COLUMBIA — A Greenville man told a House panel his bipolar diagnosis caused him to be arrested six times by officers who were untrained in responding to someone with mental illness.
One run-in led to officers using a stun gun to calm Paton Blough while he was handcuffed in the back of a police car.
"I thought those officers were there to kill me," he recalled of the May 2006 incident.
Blough traveled to the Statehouse on Thursday to encourage that lawmakers require all South Carolina police officers take courses on how to de-escalate encounters with those who have mental illness issues.
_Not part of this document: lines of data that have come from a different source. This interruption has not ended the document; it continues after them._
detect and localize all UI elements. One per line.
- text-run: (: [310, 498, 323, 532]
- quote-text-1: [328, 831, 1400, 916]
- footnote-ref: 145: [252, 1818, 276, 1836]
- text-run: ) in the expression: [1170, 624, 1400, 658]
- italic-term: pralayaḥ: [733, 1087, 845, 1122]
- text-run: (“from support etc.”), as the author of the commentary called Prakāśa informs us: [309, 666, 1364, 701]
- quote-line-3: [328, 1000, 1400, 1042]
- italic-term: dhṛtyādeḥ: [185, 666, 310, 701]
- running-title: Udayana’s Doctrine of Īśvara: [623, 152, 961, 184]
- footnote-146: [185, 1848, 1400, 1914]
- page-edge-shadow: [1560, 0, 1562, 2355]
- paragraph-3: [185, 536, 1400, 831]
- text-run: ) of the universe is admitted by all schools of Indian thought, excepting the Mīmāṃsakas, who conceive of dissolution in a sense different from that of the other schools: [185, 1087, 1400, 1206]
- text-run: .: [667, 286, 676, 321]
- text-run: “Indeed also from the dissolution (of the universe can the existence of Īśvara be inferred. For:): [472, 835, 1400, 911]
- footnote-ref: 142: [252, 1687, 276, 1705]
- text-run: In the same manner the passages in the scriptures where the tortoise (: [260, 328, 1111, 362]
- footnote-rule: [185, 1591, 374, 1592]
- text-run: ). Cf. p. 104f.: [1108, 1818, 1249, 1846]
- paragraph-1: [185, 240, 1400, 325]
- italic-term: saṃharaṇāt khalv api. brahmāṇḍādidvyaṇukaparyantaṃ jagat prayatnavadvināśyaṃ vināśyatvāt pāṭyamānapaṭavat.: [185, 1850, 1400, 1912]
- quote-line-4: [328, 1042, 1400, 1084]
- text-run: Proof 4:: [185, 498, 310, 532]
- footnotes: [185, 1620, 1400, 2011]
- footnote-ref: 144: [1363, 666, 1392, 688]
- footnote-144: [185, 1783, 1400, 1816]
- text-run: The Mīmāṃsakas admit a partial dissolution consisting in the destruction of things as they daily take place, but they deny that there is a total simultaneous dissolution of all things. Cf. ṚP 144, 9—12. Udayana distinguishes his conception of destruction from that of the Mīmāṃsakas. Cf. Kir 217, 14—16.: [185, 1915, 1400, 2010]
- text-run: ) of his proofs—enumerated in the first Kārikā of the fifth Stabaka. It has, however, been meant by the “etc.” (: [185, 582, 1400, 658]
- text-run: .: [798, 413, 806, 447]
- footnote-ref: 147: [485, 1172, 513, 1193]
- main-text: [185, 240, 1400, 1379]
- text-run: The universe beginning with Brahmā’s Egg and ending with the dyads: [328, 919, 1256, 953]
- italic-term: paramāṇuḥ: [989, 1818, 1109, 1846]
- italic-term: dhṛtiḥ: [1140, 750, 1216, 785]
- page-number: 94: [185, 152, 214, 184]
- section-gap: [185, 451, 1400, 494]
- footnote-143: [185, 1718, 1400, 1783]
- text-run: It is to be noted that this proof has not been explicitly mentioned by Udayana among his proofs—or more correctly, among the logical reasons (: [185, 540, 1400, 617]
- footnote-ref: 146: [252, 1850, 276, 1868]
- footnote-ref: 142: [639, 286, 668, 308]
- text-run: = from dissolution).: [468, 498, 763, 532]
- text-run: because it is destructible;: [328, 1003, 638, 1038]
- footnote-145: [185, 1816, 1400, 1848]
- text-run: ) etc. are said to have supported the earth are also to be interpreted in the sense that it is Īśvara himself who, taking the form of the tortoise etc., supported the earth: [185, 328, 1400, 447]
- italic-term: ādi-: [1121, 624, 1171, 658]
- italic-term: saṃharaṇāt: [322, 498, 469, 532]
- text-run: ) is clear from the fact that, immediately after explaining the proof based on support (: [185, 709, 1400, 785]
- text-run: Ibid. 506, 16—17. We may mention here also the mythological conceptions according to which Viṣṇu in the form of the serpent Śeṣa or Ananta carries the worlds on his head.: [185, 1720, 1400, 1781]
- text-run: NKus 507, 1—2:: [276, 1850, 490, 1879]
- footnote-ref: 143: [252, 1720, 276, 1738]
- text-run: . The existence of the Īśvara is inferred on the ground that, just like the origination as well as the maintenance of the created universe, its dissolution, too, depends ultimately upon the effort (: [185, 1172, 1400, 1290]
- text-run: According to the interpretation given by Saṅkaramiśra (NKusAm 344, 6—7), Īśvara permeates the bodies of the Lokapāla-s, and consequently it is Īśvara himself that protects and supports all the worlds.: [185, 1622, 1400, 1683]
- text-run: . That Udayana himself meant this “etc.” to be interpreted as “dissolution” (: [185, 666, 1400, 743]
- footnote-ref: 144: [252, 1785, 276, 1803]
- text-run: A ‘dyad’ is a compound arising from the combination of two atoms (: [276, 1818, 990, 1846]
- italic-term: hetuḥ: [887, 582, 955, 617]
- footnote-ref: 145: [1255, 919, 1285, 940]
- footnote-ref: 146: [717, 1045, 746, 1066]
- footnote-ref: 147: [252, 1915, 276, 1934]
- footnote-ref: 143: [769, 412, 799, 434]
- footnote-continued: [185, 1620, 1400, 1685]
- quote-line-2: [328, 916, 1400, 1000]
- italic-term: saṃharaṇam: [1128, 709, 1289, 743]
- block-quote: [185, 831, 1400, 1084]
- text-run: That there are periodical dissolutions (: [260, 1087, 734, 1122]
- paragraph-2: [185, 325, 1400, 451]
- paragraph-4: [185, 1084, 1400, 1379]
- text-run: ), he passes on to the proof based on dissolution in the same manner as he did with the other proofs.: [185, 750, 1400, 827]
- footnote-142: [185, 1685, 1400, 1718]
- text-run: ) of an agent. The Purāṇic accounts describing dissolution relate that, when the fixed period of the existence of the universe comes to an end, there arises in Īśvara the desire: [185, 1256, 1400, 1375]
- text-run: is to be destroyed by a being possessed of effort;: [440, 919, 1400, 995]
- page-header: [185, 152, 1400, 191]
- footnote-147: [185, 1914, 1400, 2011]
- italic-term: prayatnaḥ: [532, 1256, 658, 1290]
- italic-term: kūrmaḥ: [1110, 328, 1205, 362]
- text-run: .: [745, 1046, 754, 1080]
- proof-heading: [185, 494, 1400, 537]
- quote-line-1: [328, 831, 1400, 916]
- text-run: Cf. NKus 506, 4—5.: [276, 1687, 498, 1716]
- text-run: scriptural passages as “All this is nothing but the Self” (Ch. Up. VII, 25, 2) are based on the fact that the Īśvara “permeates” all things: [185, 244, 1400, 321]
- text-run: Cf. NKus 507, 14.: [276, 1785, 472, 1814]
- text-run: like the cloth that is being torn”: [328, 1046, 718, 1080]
The National Alliance on Mental Illness provides training to law enforcement agencies for free, but departments must be willing to take officers off the streets to attend class. NAMI receives $170,000 from the state each year to run its program.
Rep. Eddie Tallon, R-Spartanburg, said he would like to see the training added to officers' initial training at the Criminal Justice Academy, to avoid placing a burden on smaller precincts by pulling police from the streets.
The committee stalled the bill so it can get feedback from the Criminal Justice Academy.
Blough said his work with NAMI helped him get his life back together.
"After struggling with bipolar for three rough years, which included six arrests and six mental hospitalizations, my life began to turn around," he said. "I woke up one morning and read about Andrew Torres, who had been tased by Greenville police and died as a result of an enlarged heart when the police came to take him to a hospital. I thought, 'That could have been me.'"
The incident caused Greenville's police to expand the number of officers who received special "crisis intervention team" training for calls involving those with mental illness from four, to 140. Having those trained officers and ready is best for society at large, said NAMI S.C. Executive Director Bill Lindsey.
"The first and foremost thing we’re about is safety," he said. "Not just for the safety of those people with mental illness, that’s probably why we got into it. But it’s for the safety of those law enforcement officers. If they know how to respond and are properly trained, it protects them as well as it protects those folks that they’re dealing with."